Respon penggunaan 5-fluorouracil (5-FU) sebagai kemoterapi untuk kanker kolon ternyata sangat bervariasi.Target enzim 5-FU ini adalah timidilat sintetase. Perbedaan respon ini berkaitan erat dengan adanya polimorfisme gen yang bertanggung jawab terhadap ekspresi enzim timidilat sintetase (TS). Enzim ini sangat penting dalam sintesis DNA yaitu merubah deoksiuridilat menjadi deoksitimidilat. Diketahui bahwa sekuen promoter dari gen timidilat sintase bervariasi pada setiap individu. Ekspresi yang rendah dari mRNA TS berhubungan dengan meningkatnya kemungkinan sembuh dari penderita kaker yang diobati dengan 5-FU.Sedangkan penderita yang memiliki ekspresi mRNS TS tinggi ternyata tidak memperlihatkan respon pengobatan dengan kemoterapi ini.
Hasil penelitian serupa ditunjukkan pula pada uji klinik penggunaan 5-FU ini terhadap penderita kanker lambung. Genotif dari gen TYMS, yang menyandi ekspresi enzim timidilat sintase, ditentukan dengan mengamplifikasi gen atau DNA dengan teknik PCR yang diisolasi dari 90 penderita kanker kolon yang mendapatkan pengobatan 5-FU. Hasilnya menunjukkan bahwa gen TYMS ternyata bersifat polimorfisme, mempunyai double (2R) atau triple (3R) tandem repeats pada 28-bp promoter gen, dan terdapat variasi 6-bp pada 3’-untranslated region (3’-UTR).
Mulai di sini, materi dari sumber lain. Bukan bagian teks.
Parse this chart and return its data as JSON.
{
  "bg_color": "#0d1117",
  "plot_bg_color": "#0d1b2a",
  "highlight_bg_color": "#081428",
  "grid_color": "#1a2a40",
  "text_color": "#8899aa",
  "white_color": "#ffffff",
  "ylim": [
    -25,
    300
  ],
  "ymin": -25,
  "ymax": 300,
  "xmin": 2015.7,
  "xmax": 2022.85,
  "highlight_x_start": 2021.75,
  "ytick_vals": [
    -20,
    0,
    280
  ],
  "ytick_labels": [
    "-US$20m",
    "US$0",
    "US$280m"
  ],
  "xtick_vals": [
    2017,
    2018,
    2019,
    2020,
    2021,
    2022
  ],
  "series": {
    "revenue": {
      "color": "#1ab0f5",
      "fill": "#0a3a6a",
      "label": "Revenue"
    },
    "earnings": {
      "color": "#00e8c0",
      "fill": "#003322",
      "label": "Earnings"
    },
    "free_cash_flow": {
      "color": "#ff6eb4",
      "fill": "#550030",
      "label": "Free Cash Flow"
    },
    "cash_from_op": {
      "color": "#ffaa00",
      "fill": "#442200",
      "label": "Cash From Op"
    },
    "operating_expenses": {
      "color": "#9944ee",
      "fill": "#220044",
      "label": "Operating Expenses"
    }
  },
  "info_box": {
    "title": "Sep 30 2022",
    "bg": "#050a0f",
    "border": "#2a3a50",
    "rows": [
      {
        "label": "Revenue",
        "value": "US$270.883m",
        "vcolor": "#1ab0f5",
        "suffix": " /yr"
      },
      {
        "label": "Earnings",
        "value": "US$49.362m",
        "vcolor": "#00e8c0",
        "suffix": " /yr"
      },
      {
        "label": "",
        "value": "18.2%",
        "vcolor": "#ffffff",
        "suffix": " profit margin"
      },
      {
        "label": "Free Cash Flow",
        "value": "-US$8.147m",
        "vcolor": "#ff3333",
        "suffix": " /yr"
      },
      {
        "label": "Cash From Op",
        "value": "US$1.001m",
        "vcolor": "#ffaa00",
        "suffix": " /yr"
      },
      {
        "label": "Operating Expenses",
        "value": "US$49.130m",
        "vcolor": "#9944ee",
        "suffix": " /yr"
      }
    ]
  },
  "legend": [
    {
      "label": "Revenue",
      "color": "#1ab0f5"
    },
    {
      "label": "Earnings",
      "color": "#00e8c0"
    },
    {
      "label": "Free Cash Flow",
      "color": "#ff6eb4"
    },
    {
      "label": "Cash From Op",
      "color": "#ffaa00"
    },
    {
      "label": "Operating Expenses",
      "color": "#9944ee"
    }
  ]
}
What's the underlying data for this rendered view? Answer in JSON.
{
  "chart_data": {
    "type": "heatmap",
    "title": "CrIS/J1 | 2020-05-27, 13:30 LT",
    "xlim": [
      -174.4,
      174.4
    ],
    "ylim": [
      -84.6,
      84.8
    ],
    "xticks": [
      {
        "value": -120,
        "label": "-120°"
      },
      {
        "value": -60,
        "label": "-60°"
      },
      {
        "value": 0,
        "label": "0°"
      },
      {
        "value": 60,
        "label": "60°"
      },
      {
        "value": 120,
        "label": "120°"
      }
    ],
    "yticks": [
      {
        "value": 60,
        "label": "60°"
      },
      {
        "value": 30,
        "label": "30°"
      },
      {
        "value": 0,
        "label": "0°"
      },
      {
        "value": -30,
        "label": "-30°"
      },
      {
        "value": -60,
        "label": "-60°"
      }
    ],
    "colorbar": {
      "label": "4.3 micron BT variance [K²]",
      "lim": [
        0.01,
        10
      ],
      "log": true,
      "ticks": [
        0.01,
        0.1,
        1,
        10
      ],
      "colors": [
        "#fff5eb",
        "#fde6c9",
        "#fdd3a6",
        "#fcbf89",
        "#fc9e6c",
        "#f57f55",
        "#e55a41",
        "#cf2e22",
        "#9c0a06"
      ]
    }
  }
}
Hasil ini menunjukkan betapa pentingnya melakukan pemetaan genotipe dari gen TYMS dari penderita kanker yang akan diobati dengan 5-FU. Hal ini diperlukan untuk memprediksi respon obat dan efek toksik yang tidak diinginkan akibat penggunaan 5-FU.(1)









BAB III
PENUTUP

Variasi genetik mempengaruhi respon individu terhadap obat yang diberikan. Halini dapat terjadi karena variasi genetik terjadi pada gen yang mengkode enzim yang memetabolisme obat atau pada gen yang mengkode target kerja obat. Target kerja obat dapat berupa enzim, reseptor, dan transporter.Oleh karena itu pengetahuan tentang variasi genetik penting dalam memprediksi respon obat dan efek yang tidak diinginkan akibat pengaruh obat.